Il se lève en hâte et décide, pour gagner du
temps, de se passer de douche. Sa femme lui maugrée un « bonne
journée » quasi inaudible puis se rendort. Il se dirige vers la salle de
bain à l’aveuglette et tâtonne pour chercher l’interrupteur. Il le trouve et
l’actionne, il est alors aveuglé par la lumière des néons. Intérieurement, il
peste : pourquoi je n’entends pas ce maudit réveil ? Je devrais le placer
loin de moi, ça m’obligerait à me lever pour l’éteindre.
4h52.
Après une très modeste toilette, il passe sa
main sur ses joues puis décide qu’il se dispensera également de rasage. Il enfile
sa tenue propre et repassée (merci chérie !) puis file à la cuisine.
4h55.
Il se
prépare rapidement un café et avale deux tartines qu’il ne prend même pas la
peine de griller ou de beurrer. Il doit aller vite dans ce
contre-la-montre !
5h02.
Pour l’instant, malgré le temps gagné grâce à la
douche et le rasage, il va manquer son train. S’il arrive avant le départ, ce
sera vraiment un miracle ! Il met son manteau puis sort. Le froid de
novembre le saisit alors…la voiture va-t-elle démarrer ? Au pas de course,
il atteint sa guimbarde. Il s’installe au volant, adresse une prière à la
batterie du moteur afin qu’elle ne fasse pas des siennes.
5h04.
Prière exaucée, le moteur ronronne comme un matou.
Sur le trajet qui le mène à la gare, il est
quasiment seul et se permet d’appuyer sur le champignon. L’œil rivé
alternativement sur le compteur, sa montre et aussi un peu sur la route, il
commence à se dire qu’il va peut-être réaliser la performance du siècle en
arrivant à temps malgré un retard de dix-sept minutes sur son emploi du temps
habituel. S’il n’arrive pas à l’heure, son chef ne va pas se contenter de le
réprimander :
« La prochaine fois Francis, ce ne sera pas
qu’un simple avertissement, si vous voyez ce que je veux dire… »

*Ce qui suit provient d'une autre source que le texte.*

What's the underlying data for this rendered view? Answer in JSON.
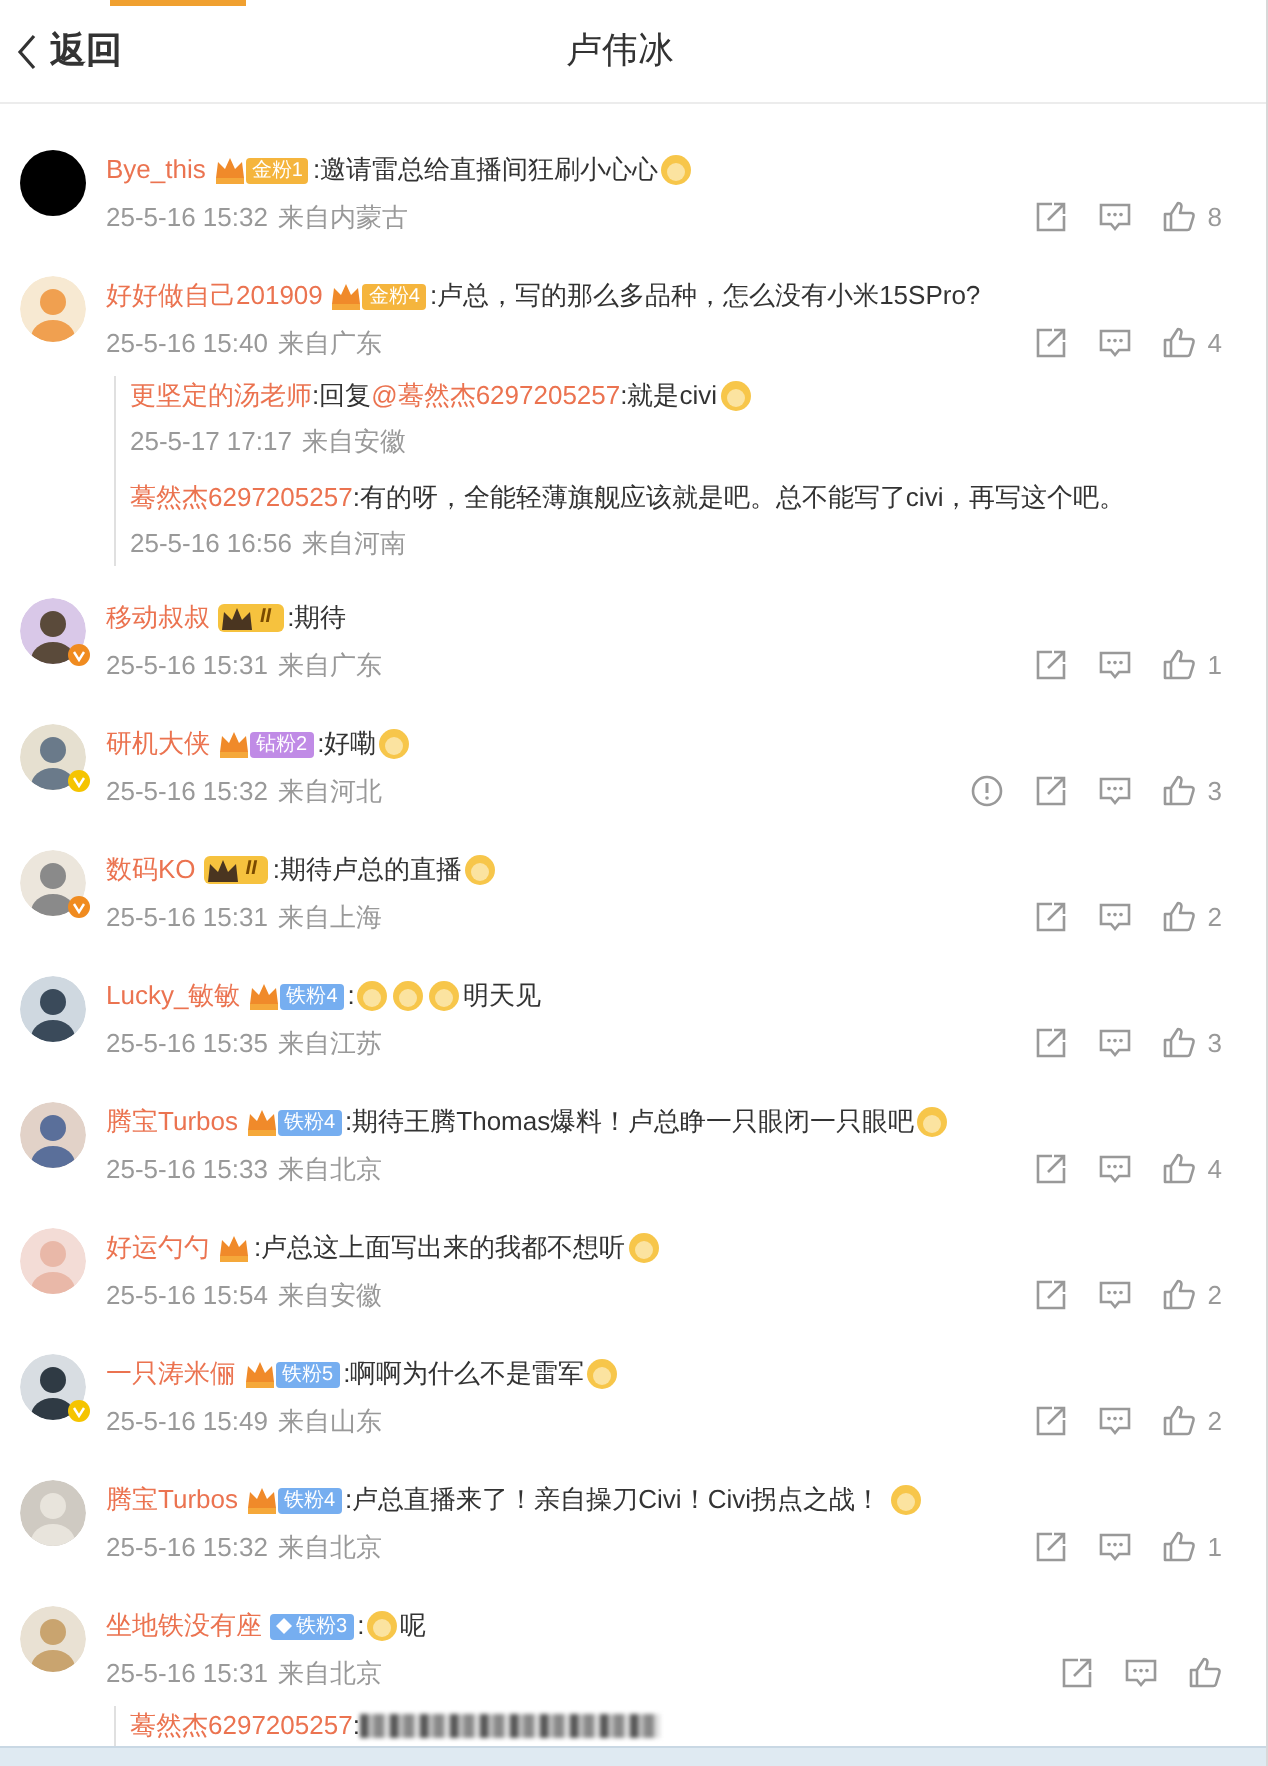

Il sait très bien ce que ça veut dire, il risque
d’être licencié pour faute!
5h26.
La gare approche, il ne va pas se garer sur le
parc de stationnement habituel, trop éloigné et qui l’obligerait à marcher
quelques précieuses minutes. Il passe une première fois devant la gare,
espérant trouver une place bien située. Peine perdue ; il dépasse la gare,
puis exécute un brusque demi-tour… heureusement que la rue est vide !
5h28.
Avisant une voiture qui quitte sa place, Francis
accélère pour être sûr de se l’approprier et s’y place habilement. Il va y
arriver, il le sent. Il sort de son véhicule et claque violemment la porte, la
verrouille, puis se dirige à grandes enjambées vers la gare. La grande horloge
de la façade lui indique qu’il ne lui reste que quatre minutes avant le
départ !
5h31.
Francis entre dans la gare, ne prend pas la
peine de regarder les écrans qui indiquent le quai de son train, c’est le même
depuis des années. C’est le numéro 3, il le sait. Il dévale les escaliers
placés sous les quais puis aperçoit le train.

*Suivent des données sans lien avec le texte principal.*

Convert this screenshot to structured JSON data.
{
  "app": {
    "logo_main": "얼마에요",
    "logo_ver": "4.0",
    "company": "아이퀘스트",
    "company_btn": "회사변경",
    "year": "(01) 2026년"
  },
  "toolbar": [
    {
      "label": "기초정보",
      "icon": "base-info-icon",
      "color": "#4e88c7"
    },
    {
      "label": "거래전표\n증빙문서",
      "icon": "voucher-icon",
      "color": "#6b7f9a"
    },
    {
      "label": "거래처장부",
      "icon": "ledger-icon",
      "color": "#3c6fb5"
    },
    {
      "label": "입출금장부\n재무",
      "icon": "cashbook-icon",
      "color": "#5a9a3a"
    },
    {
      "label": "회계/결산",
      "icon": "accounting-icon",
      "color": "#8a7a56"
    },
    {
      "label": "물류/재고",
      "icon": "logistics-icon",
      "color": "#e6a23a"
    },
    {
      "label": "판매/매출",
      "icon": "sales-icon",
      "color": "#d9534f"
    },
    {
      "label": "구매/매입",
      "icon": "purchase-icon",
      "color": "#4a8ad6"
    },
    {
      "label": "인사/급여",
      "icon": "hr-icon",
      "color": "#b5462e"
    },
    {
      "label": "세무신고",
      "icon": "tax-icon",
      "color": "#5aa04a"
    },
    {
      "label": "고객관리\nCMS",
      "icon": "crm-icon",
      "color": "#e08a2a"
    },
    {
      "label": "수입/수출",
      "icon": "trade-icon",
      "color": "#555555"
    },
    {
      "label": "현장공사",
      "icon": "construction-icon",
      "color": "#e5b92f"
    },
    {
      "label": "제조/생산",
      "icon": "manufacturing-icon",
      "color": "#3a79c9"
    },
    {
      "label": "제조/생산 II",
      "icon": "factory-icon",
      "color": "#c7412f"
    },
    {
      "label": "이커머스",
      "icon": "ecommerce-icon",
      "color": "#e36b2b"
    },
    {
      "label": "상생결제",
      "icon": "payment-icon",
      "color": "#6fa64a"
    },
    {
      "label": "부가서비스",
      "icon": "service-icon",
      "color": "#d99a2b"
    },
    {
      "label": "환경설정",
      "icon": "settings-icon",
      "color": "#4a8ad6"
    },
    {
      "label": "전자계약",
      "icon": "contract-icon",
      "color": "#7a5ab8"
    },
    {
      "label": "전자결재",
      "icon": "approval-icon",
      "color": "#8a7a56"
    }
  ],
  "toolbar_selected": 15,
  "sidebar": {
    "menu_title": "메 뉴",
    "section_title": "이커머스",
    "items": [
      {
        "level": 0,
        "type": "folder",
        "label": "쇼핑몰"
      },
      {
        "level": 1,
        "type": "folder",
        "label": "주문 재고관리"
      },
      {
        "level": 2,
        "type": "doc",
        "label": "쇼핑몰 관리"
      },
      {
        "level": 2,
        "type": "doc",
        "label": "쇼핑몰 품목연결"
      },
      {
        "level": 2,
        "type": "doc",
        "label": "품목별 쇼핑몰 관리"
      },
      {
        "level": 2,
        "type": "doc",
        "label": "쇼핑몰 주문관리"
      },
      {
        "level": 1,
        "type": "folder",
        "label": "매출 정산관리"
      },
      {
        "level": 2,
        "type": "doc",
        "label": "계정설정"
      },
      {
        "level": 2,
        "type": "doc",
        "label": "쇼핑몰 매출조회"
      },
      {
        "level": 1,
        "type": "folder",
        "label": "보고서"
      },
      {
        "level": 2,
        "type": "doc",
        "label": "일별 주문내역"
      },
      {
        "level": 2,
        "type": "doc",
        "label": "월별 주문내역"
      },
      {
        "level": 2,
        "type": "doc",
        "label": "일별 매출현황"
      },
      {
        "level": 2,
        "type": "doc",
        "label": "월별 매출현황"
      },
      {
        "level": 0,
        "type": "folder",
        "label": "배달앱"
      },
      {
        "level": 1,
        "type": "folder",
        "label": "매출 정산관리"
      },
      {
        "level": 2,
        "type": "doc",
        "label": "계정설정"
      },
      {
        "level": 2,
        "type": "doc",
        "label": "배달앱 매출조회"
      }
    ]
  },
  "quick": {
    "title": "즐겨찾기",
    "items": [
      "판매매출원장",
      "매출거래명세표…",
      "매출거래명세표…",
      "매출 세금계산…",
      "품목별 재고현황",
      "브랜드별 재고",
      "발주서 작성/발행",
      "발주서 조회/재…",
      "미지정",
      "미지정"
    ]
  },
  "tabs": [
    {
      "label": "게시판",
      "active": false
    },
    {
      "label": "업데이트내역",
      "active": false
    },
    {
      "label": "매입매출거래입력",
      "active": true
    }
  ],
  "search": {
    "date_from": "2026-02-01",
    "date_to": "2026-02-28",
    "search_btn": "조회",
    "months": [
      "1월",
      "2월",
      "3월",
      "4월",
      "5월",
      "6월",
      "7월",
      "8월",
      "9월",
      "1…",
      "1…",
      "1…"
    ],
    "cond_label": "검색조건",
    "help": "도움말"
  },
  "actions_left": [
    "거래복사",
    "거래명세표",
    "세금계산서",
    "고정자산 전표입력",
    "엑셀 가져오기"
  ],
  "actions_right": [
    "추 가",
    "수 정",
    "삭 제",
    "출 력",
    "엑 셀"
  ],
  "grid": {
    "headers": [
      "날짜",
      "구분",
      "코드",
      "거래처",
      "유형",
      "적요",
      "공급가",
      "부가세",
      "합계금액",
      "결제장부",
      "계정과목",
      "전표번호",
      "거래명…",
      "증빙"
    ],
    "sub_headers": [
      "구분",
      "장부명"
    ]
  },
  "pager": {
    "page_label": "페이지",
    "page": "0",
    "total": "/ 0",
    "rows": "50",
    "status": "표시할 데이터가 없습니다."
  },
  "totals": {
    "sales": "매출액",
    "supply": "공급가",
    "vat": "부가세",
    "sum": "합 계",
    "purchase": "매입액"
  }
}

Plus qu’une minute, et il doit remonter tout le
quai pour atteindre son siège.
Le chef de gare s’apprête à siffler, les portes
vont- elles se fermer ? Hors d’haleine, il manque de renverser d’autres retardataires.
Juste avant d’atteindre son wagon, il trébuche presque sur une valise qui
traîne. Ce n’est qu’un obstacle de plus dans sa course, alors il saute
par-dessus, dans un bond maladroit mais terriblement efficace.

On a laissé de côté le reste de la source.